The three others nodded. Grau crouched down and slowly pulled back the cover. Melvin immediately vomited, just managing to turn away from the charred and blackened head quickly enough to avoid defacing it any further with the contents of his stomach.
“Shit, sorry,” he said, sniffing, and wiping his mouth with the back of the mask he had pulled off just in time.
“Don’t worry,” Grau said, “we will clean that up later.”
Melvin took a deep breath, held it in, lined up the camera and pressed the shutter. Barry and Jake looked at each other, shaking their heads.
“Sorry Grau,” Jake said. “No idea.”
The doctor replaced the sheet, and the group moved on to the next body in silence.
At the third body, Barry gasped. The face was twisted and contorted, burnt in an expression of pain.
“I know this one. Her name is Sarah. Sarah Grennan.”
He knelt down next to her, a tear running down his cheek.

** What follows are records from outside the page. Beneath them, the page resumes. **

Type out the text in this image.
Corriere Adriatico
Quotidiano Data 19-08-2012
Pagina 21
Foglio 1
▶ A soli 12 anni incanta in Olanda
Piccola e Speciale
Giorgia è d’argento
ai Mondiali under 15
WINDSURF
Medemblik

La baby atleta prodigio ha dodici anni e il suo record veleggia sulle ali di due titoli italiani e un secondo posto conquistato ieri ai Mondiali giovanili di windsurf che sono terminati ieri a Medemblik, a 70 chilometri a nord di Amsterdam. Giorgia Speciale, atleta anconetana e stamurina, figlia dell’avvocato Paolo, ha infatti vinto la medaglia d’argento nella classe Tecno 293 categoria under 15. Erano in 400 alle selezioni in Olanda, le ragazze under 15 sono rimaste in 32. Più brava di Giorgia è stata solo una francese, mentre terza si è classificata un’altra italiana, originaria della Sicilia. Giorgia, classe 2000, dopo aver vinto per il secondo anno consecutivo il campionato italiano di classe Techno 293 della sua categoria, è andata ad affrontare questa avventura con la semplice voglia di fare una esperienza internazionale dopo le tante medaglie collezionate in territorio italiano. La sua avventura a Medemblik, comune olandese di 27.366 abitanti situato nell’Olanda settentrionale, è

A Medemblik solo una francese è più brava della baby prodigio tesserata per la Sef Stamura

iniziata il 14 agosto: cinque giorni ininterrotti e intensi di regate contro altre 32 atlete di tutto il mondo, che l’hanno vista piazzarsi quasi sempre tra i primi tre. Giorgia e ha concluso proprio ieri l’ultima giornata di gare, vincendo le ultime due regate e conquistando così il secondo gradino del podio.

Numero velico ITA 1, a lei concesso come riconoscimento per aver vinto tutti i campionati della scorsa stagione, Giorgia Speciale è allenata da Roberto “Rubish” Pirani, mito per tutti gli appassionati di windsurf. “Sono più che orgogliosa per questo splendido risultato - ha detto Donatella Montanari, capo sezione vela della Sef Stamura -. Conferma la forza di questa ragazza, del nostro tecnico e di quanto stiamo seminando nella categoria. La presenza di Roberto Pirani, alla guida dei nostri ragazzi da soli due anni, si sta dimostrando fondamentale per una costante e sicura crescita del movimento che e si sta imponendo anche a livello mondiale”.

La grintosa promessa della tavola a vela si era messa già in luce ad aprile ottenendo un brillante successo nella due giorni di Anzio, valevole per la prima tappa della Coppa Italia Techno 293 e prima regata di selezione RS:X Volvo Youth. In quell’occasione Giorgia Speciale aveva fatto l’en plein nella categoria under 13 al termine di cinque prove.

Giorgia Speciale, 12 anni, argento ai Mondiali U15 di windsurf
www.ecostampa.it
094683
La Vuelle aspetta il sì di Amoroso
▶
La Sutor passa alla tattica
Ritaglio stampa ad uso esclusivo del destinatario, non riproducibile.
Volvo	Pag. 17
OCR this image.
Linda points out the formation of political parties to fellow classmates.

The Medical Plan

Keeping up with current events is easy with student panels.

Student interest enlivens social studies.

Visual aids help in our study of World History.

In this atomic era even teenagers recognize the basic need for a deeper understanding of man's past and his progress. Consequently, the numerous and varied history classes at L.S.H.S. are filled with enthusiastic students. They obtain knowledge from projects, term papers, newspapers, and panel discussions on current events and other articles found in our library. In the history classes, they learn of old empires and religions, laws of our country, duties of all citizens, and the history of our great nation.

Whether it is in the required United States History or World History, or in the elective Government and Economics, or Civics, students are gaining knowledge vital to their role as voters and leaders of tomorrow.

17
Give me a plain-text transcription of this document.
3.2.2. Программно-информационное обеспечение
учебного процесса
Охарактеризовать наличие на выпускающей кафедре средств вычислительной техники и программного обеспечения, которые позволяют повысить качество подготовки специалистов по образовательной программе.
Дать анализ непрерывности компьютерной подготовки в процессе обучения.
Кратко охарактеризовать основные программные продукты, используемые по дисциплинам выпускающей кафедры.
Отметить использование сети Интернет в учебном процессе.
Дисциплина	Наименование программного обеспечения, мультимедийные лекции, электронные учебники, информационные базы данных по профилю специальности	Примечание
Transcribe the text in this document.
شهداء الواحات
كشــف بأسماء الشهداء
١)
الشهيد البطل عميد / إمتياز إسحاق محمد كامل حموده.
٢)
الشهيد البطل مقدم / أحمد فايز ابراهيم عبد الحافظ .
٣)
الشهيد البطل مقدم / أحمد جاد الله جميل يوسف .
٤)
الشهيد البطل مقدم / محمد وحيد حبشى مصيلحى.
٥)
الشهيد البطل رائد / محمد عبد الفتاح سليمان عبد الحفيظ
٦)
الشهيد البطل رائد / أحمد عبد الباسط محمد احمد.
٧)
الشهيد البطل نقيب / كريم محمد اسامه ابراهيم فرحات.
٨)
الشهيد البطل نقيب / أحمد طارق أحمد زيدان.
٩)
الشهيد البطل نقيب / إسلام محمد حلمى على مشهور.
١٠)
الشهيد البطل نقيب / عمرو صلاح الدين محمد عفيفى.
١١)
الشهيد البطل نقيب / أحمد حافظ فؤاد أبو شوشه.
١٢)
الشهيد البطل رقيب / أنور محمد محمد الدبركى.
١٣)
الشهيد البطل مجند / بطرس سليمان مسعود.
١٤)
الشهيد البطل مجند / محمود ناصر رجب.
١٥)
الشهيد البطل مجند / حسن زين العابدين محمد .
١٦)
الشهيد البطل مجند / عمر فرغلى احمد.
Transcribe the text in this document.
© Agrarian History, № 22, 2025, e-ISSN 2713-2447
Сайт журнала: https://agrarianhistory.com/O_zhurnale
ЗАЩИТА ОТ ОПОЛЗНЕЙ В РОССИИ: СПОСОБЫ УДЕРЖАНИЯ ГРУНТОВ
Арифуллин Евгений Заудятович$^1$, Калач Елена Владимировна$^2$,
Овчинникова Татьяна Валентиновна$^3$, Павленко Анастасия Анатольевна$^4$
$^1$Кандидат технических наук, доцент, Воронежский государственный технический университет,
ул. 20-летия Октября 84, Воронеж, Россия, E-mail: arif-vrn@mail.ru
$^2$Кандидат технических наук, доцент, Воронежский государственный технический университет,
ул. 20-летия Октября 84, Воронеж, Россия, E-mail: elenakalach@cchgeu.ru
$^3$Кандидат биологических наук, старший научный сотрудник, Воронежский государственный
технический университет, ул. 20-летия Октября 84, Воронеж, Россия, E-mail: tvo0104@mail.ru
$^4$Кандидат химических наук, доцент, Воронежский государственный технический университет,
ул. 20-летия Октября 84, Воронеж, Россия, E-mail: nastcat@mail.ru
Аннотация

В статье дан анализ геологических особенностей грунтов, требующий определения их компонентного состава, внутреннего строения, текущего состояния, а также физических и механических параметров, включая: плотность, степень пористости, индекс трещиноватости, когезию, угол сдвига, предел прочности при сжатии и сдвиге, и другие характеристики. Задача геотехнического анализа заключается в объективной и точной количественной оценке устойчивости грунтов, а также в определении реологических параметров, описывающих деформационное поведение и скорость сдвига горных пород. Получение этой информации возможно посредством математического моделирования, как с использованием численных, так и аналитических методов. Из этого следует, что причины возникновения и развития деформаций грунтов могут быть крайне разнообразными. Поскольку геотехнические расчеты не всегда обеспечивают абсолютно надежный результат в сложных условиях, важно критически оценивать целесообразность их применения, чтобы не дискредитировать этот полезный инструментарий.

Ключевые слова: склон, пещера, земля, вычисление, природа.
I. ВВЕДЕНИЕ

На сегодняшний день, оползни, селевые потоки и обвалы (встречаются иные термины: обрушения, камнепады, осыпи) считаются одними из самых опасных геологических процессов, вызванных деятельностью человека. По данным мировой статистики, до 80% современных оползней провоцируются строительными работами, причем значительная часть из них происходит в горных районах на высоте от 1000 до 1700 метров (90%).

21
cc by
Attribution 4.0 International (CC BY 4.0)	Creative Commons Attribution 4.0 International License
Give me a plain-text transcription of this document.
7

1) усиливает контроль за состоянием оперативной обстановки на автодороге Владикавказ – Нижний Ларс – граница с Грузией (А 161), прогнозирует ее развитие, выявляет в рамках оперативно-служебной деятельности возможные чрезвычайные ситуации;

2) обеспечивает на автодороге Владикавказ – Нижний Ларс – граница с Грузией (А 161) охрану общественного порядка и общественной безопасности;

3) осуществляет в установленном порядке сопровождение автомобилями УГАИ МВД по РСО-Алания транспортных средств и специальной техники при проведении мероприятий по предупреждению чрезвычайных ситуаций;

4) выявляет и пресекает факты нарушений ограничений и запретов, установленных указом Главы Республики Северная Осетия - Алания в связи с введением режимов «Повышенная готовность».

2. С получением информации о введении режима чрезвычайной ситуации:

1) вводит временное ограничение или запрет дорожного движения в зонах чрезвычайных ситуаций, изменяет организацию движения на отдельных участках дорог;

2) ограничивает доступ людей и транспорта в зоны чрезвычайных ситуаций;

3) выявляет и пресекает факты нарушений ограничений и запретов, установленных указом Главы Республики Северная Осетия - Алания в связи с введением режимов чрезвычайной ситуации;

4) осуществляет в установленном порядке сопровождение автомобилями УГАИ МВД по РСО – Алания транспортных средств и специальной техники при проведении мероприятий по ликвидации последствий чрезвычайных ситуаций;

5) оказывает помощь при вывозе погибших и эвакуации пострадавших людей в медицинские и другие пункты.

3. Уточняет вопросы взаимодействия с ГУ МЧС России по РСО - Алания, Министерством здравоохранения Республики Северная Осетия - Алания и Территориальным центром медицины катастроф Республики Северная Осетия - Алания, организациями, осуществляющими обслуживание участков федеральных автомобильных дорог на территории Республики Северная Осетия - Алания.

“She worked in the theatre. She was a stage hand, but wanted to be on stage, acting. She had talent, but we didn’t have any positions for her to fill. This was her first cruise. I was sure we’d get her performing before long. She was 18. So young, so full of promise, and hope.”
“I’m sorry, Barry, truly I am,” Jake said. He noted the name on a pad of sticky notes that Grau had given him, labelled it “C” for crew, and recorded the fact Barry had identified her. Melvin snapped a photo, Grau carefully replaced the sheet, and Jake attached the note.